A sodium-cooled fast reactor breed-and-burn (B&B) core and fuel cycle concept are proposed to achieve uranium utilization in the vicinity of 50% without separation of most of the fission products from the actinides. This core is to be fueled with depleted uranium (DU) with the exception of the initial core loading that uses fissile fuel to achieve initial criticality. When the cladding reaches its radiation damage limit, the melt-refining process is used to recondition the fuel, and then the fuel is reloaded into the core. This fuel reconditioning continues until the fuel reaches the neutronically maximum attainable burnup.
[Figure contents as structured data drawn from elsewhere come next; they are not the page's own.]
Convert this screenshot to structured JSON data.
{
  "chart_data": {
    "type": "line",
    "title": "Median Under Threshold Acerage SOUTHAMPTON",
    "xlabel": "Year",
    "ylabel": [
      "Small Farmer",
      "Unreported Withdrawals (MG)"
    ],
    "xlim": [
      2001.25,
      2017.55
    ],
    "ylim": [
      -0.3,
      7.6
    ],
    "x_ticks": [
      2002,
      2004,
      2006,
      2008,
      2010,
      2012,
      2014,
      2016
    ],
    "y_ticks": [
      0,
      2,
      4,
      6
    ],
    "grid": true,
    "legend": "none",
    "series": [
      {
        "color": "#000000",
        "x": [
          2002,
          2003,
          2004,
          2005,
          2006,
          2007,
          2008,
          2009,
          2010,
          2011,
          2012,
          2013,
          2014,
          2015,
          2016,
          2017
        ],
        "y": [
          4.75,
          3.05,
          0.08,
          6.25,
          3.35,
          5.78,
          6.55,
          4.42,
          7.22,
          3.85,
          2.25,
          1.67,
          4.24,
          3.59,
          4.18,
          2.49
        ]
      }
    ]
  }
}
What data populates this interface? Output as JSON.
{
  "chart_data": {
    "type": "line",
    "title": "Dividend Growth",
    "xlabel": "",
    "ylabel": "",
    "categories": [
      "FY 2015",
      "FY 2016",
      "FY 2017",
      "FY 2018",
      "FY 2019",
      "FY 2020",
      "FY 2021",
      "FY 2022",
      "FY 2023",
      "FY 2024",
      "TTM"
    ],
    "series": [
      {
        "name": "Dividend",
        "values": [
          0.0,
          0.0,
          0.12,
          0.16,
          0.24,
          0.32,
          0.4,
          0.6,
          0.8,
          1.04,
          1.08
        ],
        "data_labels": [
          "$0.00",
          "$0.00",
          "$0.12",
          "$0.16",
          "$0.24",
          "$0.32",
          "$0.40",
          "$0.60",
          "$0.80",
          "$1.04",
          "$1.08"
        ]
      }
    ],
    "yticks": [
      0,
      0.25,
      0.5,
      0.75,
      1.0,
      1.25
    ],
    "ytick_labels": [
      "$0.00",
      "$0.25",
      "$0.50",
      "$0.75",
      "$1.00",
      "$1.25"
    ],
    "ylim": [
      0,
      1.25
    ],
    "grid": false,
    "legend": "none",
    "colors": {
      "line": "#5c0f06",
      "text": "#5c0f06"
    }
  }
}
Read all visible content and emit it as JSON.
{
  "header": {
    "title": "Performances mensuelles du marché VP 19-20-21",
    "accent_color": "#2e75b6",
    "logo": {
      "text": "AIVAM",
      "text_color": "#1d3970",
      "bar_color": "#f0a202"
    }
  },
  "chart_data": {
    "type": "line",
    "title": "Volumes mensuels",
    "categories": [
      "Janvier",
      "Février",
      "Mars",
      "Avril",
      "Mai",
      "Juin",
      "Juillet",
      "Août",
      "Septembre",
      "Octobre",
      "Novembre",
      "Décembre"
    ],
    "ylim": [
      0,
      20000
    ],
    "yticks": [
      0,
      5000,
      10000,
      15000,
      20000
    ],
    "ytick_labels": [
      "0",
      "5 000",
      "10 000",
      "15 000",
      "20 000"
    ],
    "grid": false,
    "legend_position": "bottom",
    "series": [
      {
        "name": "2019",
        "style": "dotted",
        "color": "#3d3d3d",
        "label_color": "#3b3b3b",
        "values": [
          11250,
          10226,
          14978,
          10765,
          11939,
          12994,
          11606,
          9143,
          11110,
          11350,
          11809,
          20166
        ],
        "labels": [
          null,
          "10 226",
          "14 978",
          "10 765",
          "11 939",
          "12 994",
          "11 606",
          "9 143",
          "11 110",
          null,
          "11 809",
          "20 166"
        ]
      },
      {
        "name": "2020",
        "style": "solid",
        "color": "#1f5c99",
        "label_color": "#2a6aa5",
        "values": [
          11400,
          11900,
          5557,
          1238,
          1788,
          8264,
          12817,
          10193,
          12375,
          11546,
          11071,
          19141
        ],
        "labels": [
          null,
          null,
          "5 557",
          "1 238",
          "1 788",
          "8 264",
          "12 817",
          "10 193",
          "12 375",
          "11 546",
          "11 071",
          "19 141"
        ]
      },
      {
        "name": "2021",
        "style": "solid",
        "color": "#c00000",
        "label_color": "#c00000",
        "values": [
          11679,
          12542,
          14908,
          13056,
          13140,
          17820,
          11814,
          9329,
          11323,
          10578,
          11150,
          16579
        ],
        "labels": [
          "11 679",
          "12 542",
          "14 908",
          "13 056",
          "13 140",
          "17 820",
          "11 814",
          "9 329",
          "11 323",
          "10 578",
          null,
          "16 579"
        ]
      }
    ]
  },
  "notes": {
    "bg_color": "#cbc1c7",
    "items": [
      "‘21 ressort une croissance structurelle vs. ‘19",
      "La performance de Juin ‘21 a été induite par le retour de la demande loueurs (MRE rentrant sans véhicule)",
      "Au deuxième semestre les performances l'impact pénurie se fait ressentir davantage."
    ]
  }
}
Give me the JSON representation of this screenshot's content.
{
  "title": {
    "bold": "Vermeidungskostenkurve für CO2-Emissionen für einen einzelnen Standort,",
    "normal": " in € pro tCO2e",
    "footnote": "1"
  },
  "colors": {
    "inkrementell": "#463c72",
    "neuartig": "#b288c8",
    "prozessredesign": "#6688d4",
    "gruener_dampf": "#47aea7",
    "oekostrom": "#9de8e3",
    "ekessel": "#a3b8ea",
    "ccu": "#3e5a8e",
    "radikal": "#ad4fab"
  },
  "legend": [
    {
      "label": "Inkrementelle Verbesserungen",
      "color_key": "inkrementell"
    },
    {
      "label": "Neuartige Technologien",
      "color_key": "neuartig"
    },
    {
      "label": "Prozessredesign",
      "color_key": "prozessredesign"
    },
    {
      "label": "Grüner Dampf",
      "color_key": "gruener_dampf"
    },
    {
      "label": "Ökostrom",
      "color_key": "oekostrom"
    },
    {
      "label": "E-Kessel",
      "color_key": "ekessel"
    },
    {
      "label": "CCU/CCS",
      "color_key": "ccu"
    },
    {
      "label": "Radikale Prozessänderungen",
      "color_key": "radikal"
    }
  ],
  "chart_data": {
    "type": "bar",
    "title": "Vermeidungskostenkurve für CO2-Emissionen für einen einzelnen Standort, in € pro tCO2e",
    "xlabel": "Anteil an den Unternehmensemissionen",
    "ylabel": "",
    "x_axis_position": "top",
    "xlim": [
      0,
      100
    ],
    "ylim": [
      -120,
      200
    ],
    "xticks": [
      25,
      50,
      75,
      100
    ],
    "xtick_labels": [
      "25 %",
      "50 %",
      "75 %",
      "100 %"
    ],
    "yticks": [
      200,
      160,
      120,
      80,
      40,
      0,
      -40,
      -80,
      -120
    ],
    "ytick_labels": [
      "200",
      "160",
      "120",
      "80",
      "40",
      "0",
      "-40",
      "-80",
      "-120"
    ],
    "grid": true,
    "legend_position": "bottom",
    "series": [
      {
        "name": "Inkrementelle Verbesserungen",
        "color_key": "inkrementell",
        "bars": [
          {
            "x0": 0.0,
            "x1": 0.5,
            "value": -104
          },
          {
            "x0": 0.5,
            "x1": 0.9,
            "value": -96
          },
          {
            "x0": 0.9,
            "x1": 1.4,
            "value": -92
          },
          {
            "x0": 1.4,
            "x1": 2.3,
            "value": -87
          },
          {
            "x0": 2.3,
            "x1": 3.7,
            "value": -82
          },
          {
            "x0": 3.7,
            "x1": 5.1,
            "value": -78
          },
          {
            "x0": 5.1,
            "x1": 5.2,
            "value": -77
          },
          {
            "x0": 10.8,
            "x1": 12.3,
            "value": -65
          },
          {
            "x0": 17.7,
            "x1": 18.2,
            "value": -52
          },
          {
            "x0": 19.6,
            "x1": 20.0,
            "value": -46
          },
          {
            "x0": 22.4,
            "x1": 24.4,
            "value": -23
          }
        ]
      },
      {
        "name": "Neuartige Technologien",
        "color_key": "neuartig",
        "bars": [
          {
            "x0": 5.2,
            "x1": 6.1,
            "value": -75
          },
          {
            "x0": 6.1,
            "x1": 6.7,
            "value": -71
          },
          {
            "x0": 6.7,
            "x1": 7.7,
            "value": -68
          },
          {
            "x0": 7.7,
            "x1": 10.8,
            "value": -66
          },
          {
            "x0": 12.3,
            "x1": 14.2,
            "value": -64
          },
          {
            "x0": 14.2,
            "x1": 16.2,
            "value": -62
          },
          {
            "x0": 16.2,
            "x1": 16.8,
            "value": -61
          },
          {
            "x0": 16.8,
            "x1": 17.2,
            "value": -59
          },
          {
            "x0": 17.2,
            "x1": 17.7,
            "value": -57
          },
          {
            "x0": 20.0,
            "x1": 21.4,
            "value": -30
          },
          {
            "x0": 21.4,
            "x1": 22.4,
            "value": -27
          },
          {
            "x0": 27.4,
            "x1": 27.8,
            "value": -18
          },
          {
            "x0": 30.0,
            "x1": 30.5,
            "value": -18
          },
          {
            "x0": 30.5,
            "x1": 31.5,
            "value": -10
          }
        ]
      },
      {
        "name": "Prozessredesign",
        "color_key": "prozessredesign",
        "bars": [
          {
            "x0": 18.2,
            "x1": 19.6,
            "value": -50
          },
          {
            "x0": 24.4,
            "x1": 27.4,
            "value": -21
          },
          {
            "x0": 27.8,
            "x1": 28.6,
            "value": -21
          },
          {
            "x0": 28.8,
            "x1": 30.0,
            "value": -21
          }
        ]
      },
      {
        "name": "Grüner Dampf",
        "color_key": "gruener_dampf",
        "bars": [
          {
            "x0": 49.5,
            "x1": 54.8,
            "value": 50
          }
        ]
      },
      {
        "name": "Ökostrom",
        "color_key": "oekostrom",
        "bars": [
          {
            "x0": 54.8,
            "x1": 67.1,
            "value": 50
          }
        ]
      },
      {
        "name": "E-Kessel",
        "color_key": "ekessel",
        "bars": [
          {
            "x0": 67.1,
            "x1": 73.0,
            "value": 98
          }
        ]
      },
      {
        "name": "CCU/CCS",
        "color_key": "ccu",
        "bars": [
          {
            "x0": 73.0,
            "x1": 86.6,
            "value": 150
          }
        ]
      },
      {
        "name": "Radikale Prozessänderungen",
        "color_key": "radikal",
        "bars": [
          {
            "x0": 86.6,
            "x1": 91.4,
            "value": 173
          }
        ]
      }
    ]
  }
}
When a fuel assembly is discharged at its maximum attainable burnup, it is replaced with a fresh DU assembly.The maximum burnup attainable in a large 3000-MW(thermal) B&B core is found to be 57% fissions per initial metal atoms (FIMA). The discharged fuel characteristics such as the inventory of actinides, radiotoxicity, and decay heat are one order of magnitude smaller, per unit of energy generated, than those of a light water reactor operating with the once-through fuel cycle.It is also found that the minimum burnup required for sustaining the B&B mode of operation is 19.4% FIMA. The fuel discharged at this burnup has sufficient excess reactivity for establishing initial criticality in a new large B&B core. The theoretical minimum doubling time for new core spawning is estimated to be [approximately]10 effective full-power years; there is no need for any external fissile material supply beyond that required for the initial "mother" reactor.Successful development and deployment of the B&B core along with fuel reconditioning could possibly provide up to 3000 yr worth of the current global nuclear electricity generation by using the DU stockpiles already accumulated worldwide. However, a number of important feasibility issues are yet to be resolved.